Express View: The free supply of electricity for irrigation must end. Having to pay for water will force Punjab farmers to reduce paddy acreage

The Indian Agricultural Research Institute (IARI) has developed a new variety Pusa-2090.

It is clear that the solutions for the paddy crop residue burning problem are primarily two. The first, as Niti Aayog member Ramesh Chand has highlighted in an interaction with this newspaper, is to create a market for the standing stubble and loose straw remaining in fields after combine-harvesting of paddy. This market includes plants that produce compressed biogas and ethanol, utilising rice straw and other agri-residues such as cane trash, cotton stalks and maize cobs. Once there is increasing demand for straw — also from biomass-based power plants, paper mills, brick kilns and for use as steam boiler fuel — farmers will have less incentive to set their fields on fire. Instead, baler machine owners would be willing to cut and collect the stubble/straw straight from the fields. This “parali” they would, then, compress into compact bales for supplying to the various user industries.

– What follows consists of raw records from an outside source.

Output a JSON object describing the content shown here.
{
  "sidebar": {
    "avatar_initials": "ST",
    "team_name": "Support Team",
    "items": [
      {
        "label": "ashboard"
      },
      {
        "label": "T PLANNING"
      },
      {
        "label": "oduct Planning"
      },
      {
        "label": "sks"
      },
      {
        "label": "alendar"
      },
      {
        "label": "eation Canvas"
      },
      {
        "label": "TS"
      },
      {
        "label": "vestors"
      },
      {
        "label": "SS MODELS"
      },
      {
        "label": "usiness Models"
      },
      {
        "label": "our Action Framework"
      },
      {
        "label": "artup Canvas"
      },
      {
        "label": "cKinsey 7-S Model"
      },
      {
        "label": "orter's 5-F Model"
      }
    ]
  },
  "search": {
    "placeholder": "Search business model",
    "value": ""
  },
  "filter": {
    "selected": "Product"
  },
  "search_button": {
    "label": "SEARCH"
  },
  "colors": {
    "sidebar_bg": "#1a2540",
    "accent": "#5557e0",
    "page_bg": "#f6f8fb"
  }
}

One indicator of a market for rice straw developing is a reduction in overall rice residue burning events. During the current harvesting season from September 15 to November 9, Punjab has cumulatively reported 23,620 burning incidents. That’s down from 34,868, 47,554 and 69,372 events for the corresponding period of the preceding three years. In Haryana, there have been only 1,676 cumulative cases so far this season, as against 2,693 and 4,753 in the same period of 2022 and 2021 respectively. Yes, the number of farm fires is still uncomfortably high. But some progress can be claimed, thanks to the policy measures to promote utilisation of straw and convert fire/waste into energy/wealth. It links up with the second solution. The residue-burning problem is most serious in Punjab, which accounts for over two-thirds of the reported cases. And, the main source of that is Pusa-44, a high-yielding paddy variety grown over 155-160 days, from nursery-sowing in mid-May to harvesting towards end-October. The long cropping duration period leaves little time for farmers to sow wheat before mid-November. Ergo, they simply burn the leftover paddy straw after harvesting.

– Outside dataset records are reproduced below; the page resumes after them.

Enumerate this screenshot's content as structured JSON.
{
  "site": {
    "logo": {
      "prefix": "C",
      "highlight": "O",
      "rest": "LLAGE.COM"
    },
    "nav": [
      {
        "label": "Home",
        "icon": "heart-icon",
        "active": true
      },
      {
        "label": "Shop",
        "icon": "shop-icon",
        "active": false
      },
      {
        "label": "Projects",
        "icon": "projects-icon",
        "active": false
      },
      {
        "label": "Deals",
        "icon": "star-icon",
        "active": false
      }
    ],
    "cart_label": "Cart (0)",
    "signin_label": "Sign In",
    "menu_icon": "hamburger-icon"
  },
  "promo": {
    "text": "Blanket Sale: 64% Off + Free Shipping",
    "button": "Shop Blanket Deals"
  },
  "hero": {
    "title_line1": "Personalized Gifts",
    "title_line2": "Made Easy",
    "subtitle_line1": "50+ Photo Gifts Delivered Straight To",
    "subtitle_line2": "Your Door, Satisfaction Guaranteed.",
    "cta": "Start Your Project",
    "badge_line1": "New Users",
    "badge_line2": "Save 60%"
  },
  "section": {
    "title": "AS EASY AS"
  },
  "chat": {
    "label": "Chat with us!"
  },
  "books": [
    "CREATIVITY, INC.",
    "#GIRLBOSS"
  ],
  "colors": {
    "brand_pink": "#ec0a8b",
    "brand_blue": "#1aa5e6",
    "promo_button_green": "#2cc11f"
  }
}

The Indian Agricultural Research Institute (IARI) has developed a new variety Pusa-2090. It is an improved variant of Pusa-44, which IARI bred 30 years ago, but is said to yield just as much with only 120-125 days of maturity. That should enable harvesting by early October, giving farmers enough time for field preparation to plant the next crop. While the breeding of shorter-duration high-yielding varieties is welcome, it should be accompanied by strict enforcement of the polluter-pays principle: If paddy is harvested early, farmers will have no excuse for burning stubble. Further, the free supply of electricity for irrigation must end. Having to pay for water will force Punjab farmers to reduce paddy acreage, which itself should address multiple problems — including that of air pollution.